Courtland broke into a noiseless run.
The men had scrambled tipsily after the girl and clutched her. They lifted her unsteadily and surrounded her. She screamed again, and dashed this way and that blindly, but they met her every time and held her.
Courtland knew, as by a flash, that he had been brought here for this crisis. It was as if he had heard the words spoken to him, "Now go!" He, lowering his head and crouching, came swiftly forward, watching carefully where he steered, and coming straight at two of the men with his powerful shoulders. It was an old trick of the football field and it bowled the two assailants on the right straight out into the gutter. The other three made a dash at him, but he side-stepped one and tripped him; a blow on the point of the chin sent another sprawling on the sidewalk; but the last one, who was perhaps the most sober of them all, showed fight and called to his comrades to come on and get this stranger who was trying to steal their girl. The language he used made Courtland's blood boil. He struck the fellow across his foul mouth, and then clenching with him, went down upon the sidewalk. His antagonist was a heavier man than he was, but the steady brain and the trained muscles had the better of it from the first, and in a moment more the drunken man was choking and limp.

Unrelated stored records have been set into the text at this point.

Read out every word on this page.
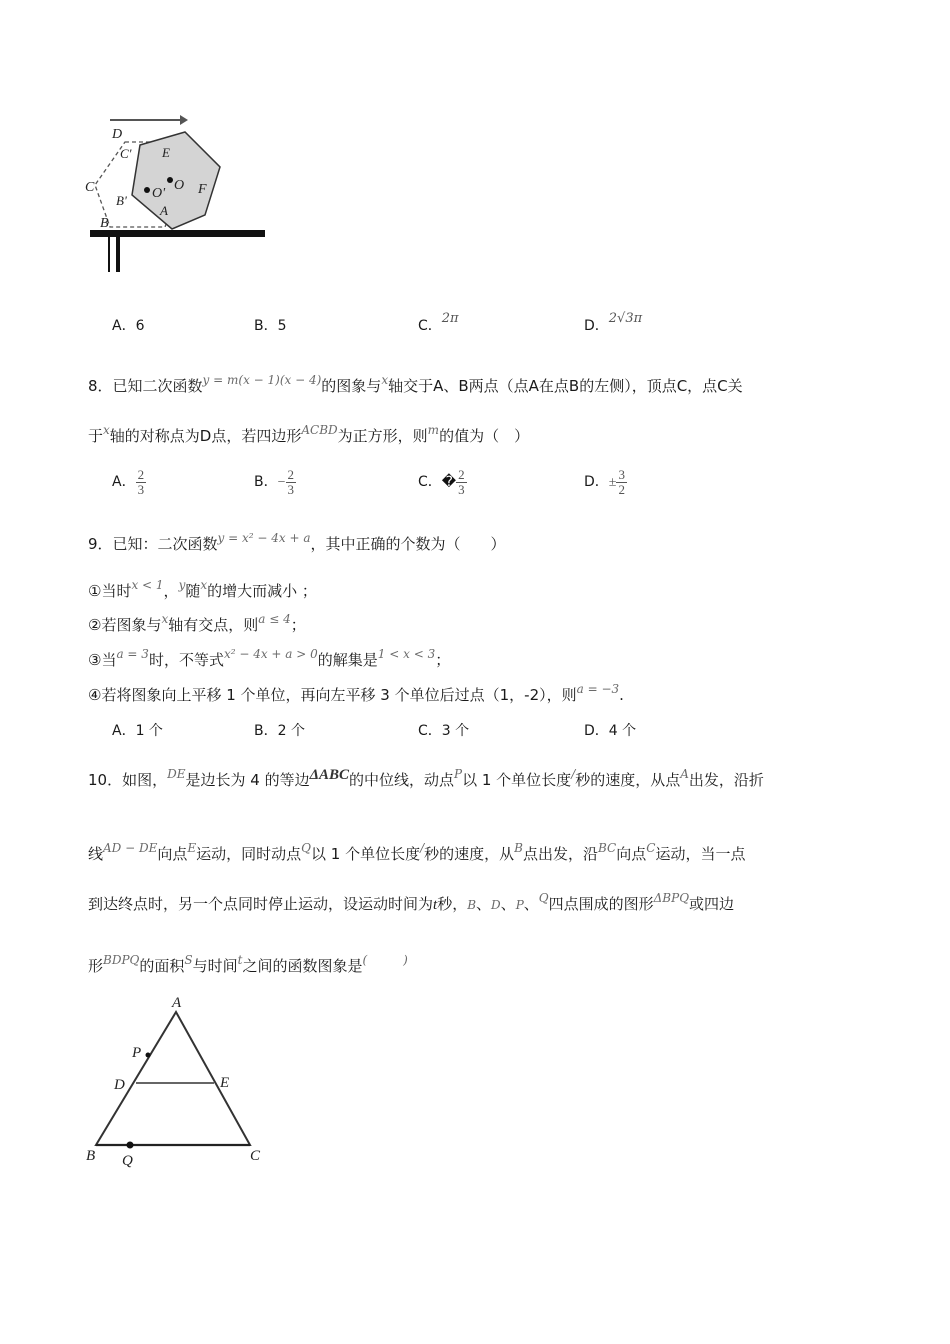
D
C' E
C	O'
O F
B'
A
B
A．6	B．5	C．2π	D．2√3π
8．已知二次函数$^{y = m(x - 1)(x - 4)}$的图象与$^x$轴交于A、B两点（点A在点B的左侧），顶点C，点C关
于$^x$轴的对称点为D点，若四边形$^{ACBD}$为正方形，则$^m$的值为（　）
A． $\frac{2}{3}$	B．− $\frac{2}{3}$	C．� $\frac{2}{3}$	D．± $\frac{3}{2}$
9．已知：二次函数$^{y = x^2 - 4x + a}$，其中正确的个数为（　　）
①当时$^{x < 1}$，$^y$随$^x$的增大而减小 ；
②若图象与$^x$轴有交点，则$^{a \le 4}$；
③当$^{a = 3}$时，不等式$^{x^2 - 4x + a > 0}$的解集是$^{1 < x < 3}$；
④若将图象向上平移 1 个单位，再向左平移 3 个单位后过点（1，-2），则$^{a = -3}$.
A．1 个	B．2 个	C．3 个	D．4 个
10．如图，$^{DE}$是边长为 4 的等边ΔABC的中位线，动点$^P$以 1 个单位长度/秒的速度，从点$^A$出发，沿折
线$^{AD - DE}$向点$^E$运动，同时动点$^Q$以 1 个单位长度/秒的速度，从$^B$点出发，沿$^{BC}$向点$^C$运动，当一点
到达终点时，另一个点同时停止运动，设运动时间为t秒，B、D、P、$^Q$四点围成的图形$^{\Delta BPQ}$或四边
形$^{BDPQ}$的面积$^S$与时间$^t$之间的函数图象是(	)
A
P
D	E
B Q	C
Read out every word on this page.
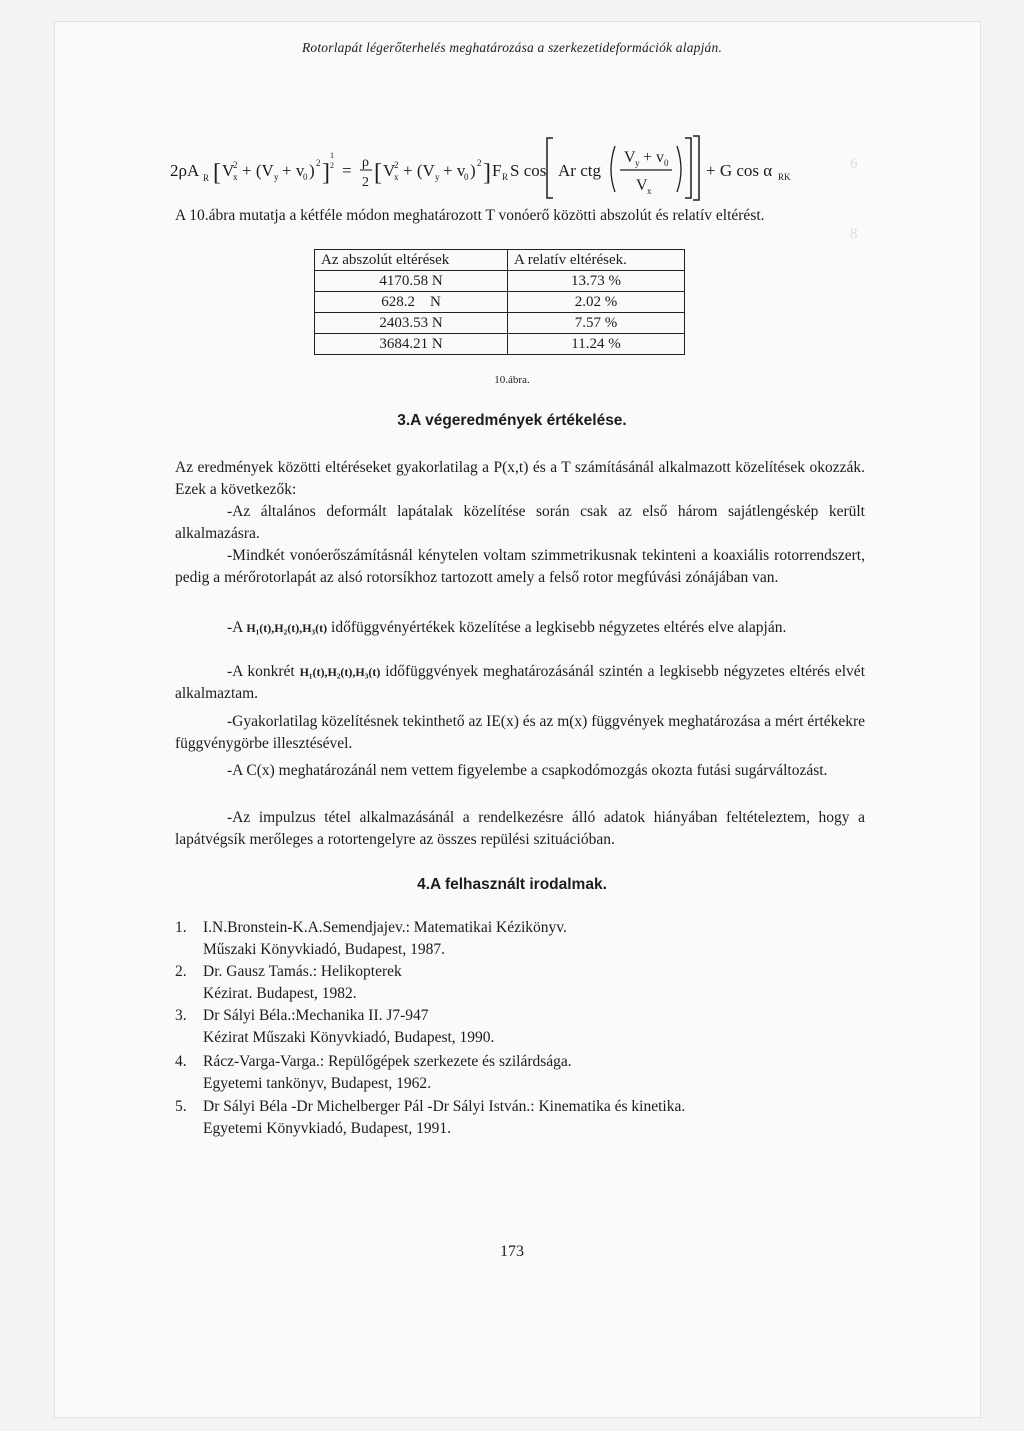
8
6
Rotorlapát légerőterhelés meghatározása a szerkezetideformációk alapján.
2ρA R [ V
2
x + (V y + v
0 ) 2 ]
1
2 = ρ
2 [ V
2
x + (V y + v
0 ) 2 ] F R S cos Ar ctg
V y + v 0
V x
+ G cos α RK
A 10.ábra mutatja a kétféle módon meghatározott T vonóerő közötti abszolút és relatív eltérést.
Az abszolút eltérések	A relatív eltérések.
4170.58 N	13.73 %
628.2    N	2.02 %
2403.53 N	7.57 %
3684.21 N	11.24 %
10.ábra.
3.A végeredmények értékelése.
Az eredmények közötti eltéréseket gyakorlatilag a P(x,t) és a T számításánál alkalmazott közelítések okozzák. Ezek a következők:
-Az általános deformált lapátalak közelítése során csak az első három sajátlengéskép került alkalmazásra.
-Mindkét vonóerőszámításnál kénytelen voltam szimmetrikusnak tekinteni a koaxiális rotorrendszert, pedig a mérőrotorlapát az alsó rotorsíkhoz tartozott amely a felső rotor megfúvási zónájában van.
-A H₁(t),H₂(t),H₃(t) időfüggvényértékek közelítése a legkisebb négyzetes eltérés elve alapján.
-A konkrét H₁(t),H₂(t),H₃(t) időfüggvények meghatározásánál szintén a legkisebb négyzetes eltérés elvét alkalmaztam.
-Gyakorlatilag közelítésnek tekinthető az IE(x) és az m(x) függvények meghatározása a mért értékekre függvénygörbe illesztésével.
-A C(x) meghatározánál nem vettem figyelembe a csapkodómozgás okozta futási sugárváltozást.
-Az impulzus tétel alkalmazásánál a rendelkezésre álló adatok hiányában feltételeztem, hogy a lapátvégsík merőleges a rotortengelyre az összes repülési szituációban.
4.A felhasznált irodalmak.
1.	I.N.Bronstein-K.A.Semendjajev.: Matematikai Kézikönyv.
Műszaki Könyvkiadó, Budapest, 1987.
2.	Dr. Gausz Tamás.: Helikopterek
Kézirat. Budapest, 1982.
3.	Dr Sályi Béla.:Mechanika II. J7-947
Kézirat Műszaki Könyvkiadó, Budapest, 1990.
4.	Rácz-Varga-Varga.: Repülőgépek szerkezete és szilárdsága.
Egyetemi tankönyv, Budapest, 1962.
5.	Dr Sályi Béla -Dr Michelberger Pál -Dr Sályi István.: Kinematika és kinetika.
Egyetemi Könyvkiadó, Budapest, 1991.
173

Courtland rose and looked about. The two fellows in the gutter were struggling to their feet with loud threats, and the fellow on the sidewalk was staggering toward him. They would be upon the girl again in a moment. He looked toward her, as she stood trembling a few feet away from him, too frightened to try to run, not daring to leave her protector. A street light fell directly upon her white face. It was Bonnie Brentwood!